In order to make that deduction we need some kind of device that can process the matter spectra into a model of reality and make predictions based on that alogorithm. Typically we use a very handy neural algorithm called consciousness to make predictions, but each neural computer is slightly different and processes the matter spectra in slightly different ways. We call this our subjective reality since it depends on that nature of subjective qualia. For example, how we feel about a red object is subjective even though the matter spectrum of a red object is objective.
However, when we measure the next finite matter spectrum, we find that we can only predict the time evolution of the object time pulse within an uncertainty. Each matter spectrum takes a finite time to record and during that finite time, not only the object evolves, but the observer evolves as well. The spectrometer as observer is therefore part of the observation in an irreducible recursion.
Thus the spectrometer and object together define a finite moment of time and with our neural spectrometer that we call a mind, that moment of time is about a second. During a neural second, we choose a future based on how we feel and all of our possible futures recursively affect how we feel, which then affects which future we choose, and so on.

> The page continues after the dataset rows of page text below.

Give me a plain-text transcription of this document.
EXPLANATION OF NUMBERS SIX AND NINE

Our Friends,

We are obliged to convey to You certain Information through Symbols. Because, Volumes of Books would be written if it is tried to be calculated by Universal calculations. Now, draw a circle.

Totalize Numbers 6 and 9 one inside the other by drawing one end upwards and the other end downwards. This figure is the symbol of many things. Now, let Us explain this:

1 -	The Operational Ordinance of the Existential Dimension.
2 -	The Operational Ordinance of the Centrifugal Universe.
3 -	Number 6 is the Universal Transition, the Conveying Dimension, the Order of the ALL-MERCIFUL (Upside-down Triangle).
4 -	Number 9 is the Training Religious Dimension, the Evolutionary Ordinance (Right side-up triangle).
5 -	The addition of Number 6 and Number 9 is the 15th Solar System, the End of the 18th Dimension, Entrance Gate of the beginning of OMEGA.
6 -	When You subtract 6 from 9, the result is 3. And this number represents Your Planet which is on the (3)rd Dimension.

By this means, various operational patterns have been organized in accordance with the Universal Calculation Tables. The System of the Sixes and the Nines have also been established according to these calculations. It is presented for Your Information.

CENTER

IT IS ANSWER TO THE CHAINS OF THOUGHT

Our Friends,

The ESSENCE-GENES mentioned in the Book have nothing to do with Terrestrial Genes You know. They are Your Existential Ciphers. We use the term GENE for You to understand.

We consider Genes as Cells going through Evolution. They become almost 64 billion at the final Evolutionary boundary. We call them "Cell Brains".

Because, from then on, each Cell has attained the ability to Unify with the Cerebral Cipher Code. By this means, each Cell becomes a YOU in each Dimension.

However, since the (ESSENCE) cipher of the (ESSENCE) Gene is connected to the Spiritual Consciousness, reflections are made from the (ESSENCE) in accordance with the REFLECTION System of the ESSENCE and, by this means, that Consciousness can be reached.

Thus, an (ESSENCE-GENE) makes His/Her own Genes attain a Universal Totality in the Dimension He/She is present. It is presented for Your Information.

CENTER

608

This uncertainty principle or recursion for neural matter has a correlation size that involves all of the sensient entanglements of our lifetime. We choose futures based not only on the matter spectra that we remember as our fossil past, but also based on all of the possible futures of all humanity and the planet and even of the universe. The uncertainty principle is not only a quantum rag doll, as has been so aptly put--the uncertainty principle entangles all of humanity and the planet and universe into choice as well.
This entanglement of the future and past along with uncertainty is what we call free will and this is what defines creativity as well. Creativity is a neural entanglement of many the possible futures of our own time pulse with the fossil matter spectra that define that our past as well as with the many possible futures of many other time pulses.